Il y a une critique sociale de notre société qui sommeille dans ce roman, en sourdine l'agriculture et ces lobbys ou
Gisèle Bienne la dénonce dans son magnifique livre
La malchimie,
Michel Houellebecq dans
Sérotonine aussi, la vie artificielle urbaine s'étouffe dans le vénale, l'argent prédomine au profit de l'humain que notre personnage principal prend conscience dans la communauté rurale qu'il côtoie timidement au début, maladroitement au supermarché du village, dans le café ensuite où la langue se dilue sous les tournées successives, chacun raconte l'histoire du village, celle de l'Ardèche, son côté historique de résistance, un passage amusant et ludique, surement caricaturale mais qui définit bien une région en rébellion, hors du temps du libérale, une vie fraternelle où l'humain est au coeur, cette joie naturelle de rencontrer l'autre ! Cette résistance contre le gaz de schiste embarque Juan dans une histoire Ardéchoise, semblable à l'histoire de cette région, la lutte contre l'exploitation de cette terre sauvage et hostile à toute intrusion étrangère.

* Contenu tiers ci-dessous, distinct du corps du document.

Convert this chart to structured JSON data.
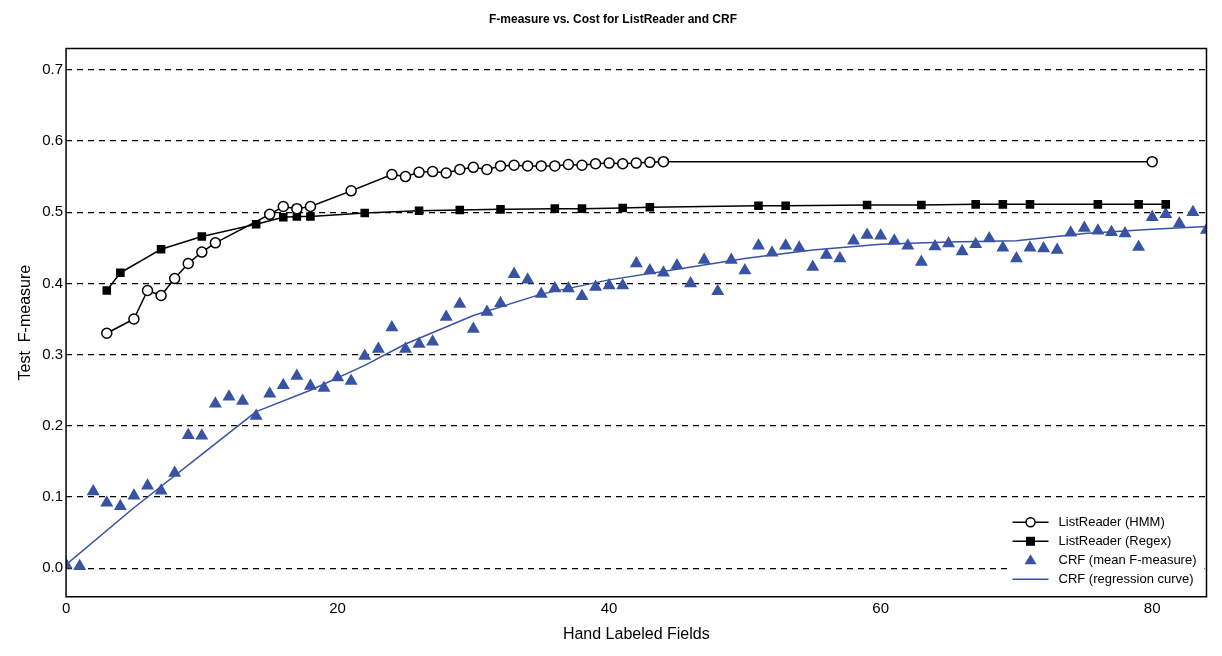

Tom Charbit à travers ses personnages narrent un Paris, qui se meurt dans une bourgeoisie aisée qui eux seul peuvent y loger, les classes populaires la désertent en s'éloignant du coeur de la ville, pour sa banlieue de plus en plus éloignée, la diversité des quartiers s'estompent pour une vitrine galvaudée, d'ailleurs Juan parle d'une ville de cinglés, sans oublier cette notion de fête qui prime par l'argent investit que par le plaisir d'être ensemble, au contraire des habitants du village où réside notre D.J en convalescence, notre auteur brosse un portrait amère de notre société et se laisse envahir par la vie rurale, de l'Ardèche, son paysage aride, vestige de hautes montagnes érodées par le temps, ces anciens volcans, les cigales, le mistral, et cette douceur de vivre, de ce « paysage tranquille et apaisé préservé des horreurs et de la violence du monde »
Ce roman est un comme un torrent qui coule dans ce paysage Ardéchois, Juan va au fil des eaux subir les courants contraires, les chutes et les calmes plats d'une eau verte et limpide, nous nous laissons emportés par les flots qui souvent ont beaucoup de remous, je vous laisse découvrir l'histoire de cet homme et des ces amours contrariés.